Eine wichtige Rolle bei der Kommunikation zwischen Nerven- und Immunzellen spielen, wie Steinhoff herausgefunden hat, bestimmte Rezeptoren auf diesen Zellen. Diese Empfängermoleküle sorgen dafür, dass die ausgeschickten Botenstoffe ihren Adressaten auch tatsächlich erreichen und dass das Zusammenspiel zwischen Sender und Empfänger funktioniert. Die Rezeptoren sind also so etwas wie die Türöffner zur Zelle. Sie spielen demnach eine wichtige Schlüsselrolle bei der Interaktion der Zellen. Auf einer Zelle gibt es indes eine große Zahl unterschiedlicher Rezeptoren mit jeweils ganz spezifischen Aufgaben. Um zu erfahren, welche von ihnen das Zusammenspiel von Nerven- und Abwehrzellen nachhaltig beeinträchtigen können, hat Steinhoff im Labor mit Hilfe moderner Verfahren Gene und Eiweiße charakterisiert, die für die Kommunikation der Zellen entscheidend sind.

Im Rahmen seiner Forschungsarbeiten konnte der münstersche Dermatologe bereits mehrere Rezeptoren identifizieren, von denen bislang nicht bekannt war, dass sie überhaupt auf Nervenzellen existieren. Dazu zählt unter anderem ein Empfängermolekül auf Nervenzellen, dass durch Enzyme (Proteasen) aktiviert werden kann. 2000 hat Prof. Steinhoff diesen so genannten Protease-Rezeptor-Mechanismus im Rahmen eines zweijährigen Forschungsaufenthaltes an der University of California in San Francisco entdeckt. In Studien mit Mäusen, denen dieser Rezeptor fehlt, konnte Steinhoff nachweisen, dass Entzündungsprozesse der Haut in der Tat ungleich harmloser verlaufen als bei Artgenossen, die diesen Rezeptor besitzen. Experimentelle Arbeiten mit entsprechenden Antagonisten, das heißt mit Substanzen, die den Protease-Rezeptor lahmlegen, sind laut Steinhoff sehr viel versprechend.

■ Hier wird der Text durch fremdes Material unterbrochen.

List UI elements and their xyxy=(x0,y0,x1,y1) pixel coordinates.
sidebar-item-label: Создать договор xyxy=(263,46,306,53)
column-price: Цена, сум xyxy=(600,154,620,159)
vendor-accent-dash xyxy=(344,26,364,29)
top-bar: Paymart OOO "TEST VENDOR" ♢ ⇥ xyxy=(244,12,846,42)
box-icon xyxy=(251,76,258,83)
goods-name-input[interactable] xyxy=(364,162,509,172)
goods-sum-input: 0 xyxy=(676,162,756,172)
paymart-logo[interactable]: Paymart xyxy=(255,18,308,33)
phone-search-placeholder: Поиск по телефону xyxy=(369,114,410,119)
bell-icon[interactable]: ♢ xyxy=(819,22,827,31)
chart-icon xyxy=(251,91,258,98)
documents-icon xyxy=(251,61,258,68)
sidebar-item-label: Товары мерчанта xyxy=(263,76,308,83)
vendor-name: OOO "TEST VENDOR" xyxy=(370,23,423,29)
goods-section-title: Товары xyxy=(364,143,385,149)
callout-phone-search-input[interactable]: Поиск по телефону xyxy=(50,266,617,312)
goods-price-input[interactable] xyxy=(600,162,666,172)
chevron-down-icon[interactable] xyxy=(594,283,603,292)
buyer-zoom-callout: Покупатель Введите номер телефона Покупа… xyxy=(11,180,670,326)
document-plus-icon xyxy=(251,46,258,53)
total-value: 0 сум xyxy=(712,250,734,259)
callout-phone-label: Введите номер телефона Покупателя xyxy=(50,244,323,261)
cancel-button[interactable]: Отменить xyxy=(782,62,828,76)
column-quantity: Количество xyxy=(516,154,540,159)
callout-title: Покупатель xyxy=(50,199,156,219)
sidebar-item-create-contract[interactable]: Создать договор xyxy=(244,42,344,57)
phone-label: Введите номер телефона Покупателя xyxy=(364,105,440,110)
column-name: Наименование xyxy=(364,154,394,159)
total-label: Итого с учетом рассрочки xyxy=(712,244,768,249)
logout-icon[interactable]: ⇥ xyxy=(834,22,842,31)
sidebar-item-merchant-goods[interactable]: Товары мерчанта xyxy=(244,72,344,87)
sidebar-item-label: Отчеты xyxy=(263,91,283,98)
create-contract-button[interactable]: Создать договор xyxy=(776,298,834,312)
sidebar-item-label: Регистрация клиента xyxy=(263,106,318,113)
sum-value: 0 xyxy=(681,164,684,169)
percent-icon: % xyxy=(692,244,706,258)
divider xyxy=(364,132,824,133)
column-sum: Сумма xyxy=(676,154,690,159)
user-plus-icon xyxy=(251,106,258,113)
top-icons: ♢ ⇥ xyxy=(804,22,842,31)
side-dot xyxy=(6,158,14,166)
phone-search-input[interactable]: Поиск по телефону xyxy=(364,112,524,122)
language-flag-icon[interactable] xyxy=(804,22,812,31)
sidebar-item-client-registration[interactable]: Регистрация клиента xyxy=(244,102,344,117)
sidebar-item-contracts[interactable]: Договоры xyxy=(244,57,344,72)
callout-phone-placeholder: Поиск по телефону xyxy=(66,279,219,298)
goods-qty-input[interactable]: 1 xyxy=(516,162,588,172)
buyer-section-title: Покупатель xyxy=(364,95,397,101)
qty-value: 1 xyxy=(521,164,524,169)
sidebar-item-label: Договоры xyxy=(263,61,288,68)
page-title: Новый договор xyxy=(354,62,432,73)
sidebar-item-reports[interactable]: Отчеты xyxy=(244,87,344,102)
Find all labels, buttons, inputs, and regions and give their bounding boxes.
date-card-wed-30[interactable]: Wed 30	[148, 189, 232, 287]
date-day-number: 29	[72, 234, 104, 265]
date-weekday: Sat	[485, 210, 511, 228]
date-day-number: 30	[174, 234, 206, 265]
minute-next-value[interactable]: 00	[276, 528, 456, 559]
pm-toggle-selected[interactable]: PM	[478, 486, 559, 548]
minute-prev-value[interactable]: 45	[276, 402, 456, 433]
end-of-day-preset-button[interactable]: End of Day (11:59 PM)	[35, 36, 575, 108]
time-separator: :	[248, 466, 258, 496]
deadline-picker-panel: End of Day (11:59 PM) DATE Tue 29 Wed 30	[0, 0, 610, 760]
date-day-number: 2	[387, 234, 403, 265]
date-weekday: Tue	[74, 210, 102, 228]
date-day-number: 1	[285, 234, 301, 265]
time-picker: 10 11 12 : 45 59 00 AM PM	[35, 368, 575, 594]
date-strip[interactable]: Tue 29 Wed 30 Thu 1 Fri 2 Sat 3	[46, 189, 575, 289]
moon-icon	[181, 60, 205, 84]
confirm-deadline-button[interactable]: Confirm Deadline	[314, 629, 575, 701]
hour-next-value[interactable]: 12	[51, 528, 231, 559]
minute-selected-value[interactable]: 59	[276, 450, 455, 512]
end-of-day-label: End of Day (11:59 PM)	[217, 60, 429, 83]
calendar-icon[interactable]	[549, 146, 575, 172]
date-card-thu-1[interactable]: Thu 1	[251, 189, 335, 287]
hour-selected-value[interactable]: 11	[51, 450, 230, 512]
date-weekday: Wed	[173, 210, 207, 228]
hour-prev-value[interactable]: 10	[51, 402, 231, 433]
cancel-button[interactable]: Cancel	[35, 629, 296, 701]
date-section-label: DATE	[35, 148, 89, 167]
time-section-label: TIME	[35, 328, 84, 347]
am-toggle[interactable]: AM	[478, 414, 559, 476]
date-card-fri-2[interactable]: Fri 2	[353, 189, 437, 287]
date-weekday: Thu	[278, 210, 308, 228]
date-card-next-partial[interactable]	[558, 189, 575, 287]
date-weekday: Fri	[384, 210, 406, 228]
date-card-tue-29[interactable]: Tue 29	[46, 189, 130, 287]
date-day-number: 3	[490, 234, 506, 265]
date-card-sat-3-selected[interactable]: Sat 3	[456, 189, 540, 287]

Wie hoch die Fachwelt die Forschungsarbeiten des münsterschen Dermatologen einschätzt, zeigt neben mehreren renommierten Wissenschaftspreisen auch das beachtliche Drittmittelaufkommen. Seit fast genau einem Jahr bekleidet Steinhoff eine auf insgesamt fünf Jahre angelegte Stiftungsprofessur, die immerhin ein Drittel der sich allein in diesem Jahr auf insgesamt rund 1,5 Millionen Euro belaufenden externen Forschungsförderung ausmacht. Die Reihe der wissenschaftlichen Auszeichnungen wird sich in diesem Jahr übrigens fortsetzen. So wird Prof. Steinhoff im Mai gleich zwei hochrangige Preise entgegennehmen: Am 3. Mai erhält er in Philadelphia eine mit 75.000 Euro dotierte Auszeichnung der "Rosacea foundation", gut zwei Wochen später einen mit 15.000 Euro dotierten Preis der Gesellschaft für Dermatologie, den er sich mit einem Fachkollegen aus den Niederlanden teilt.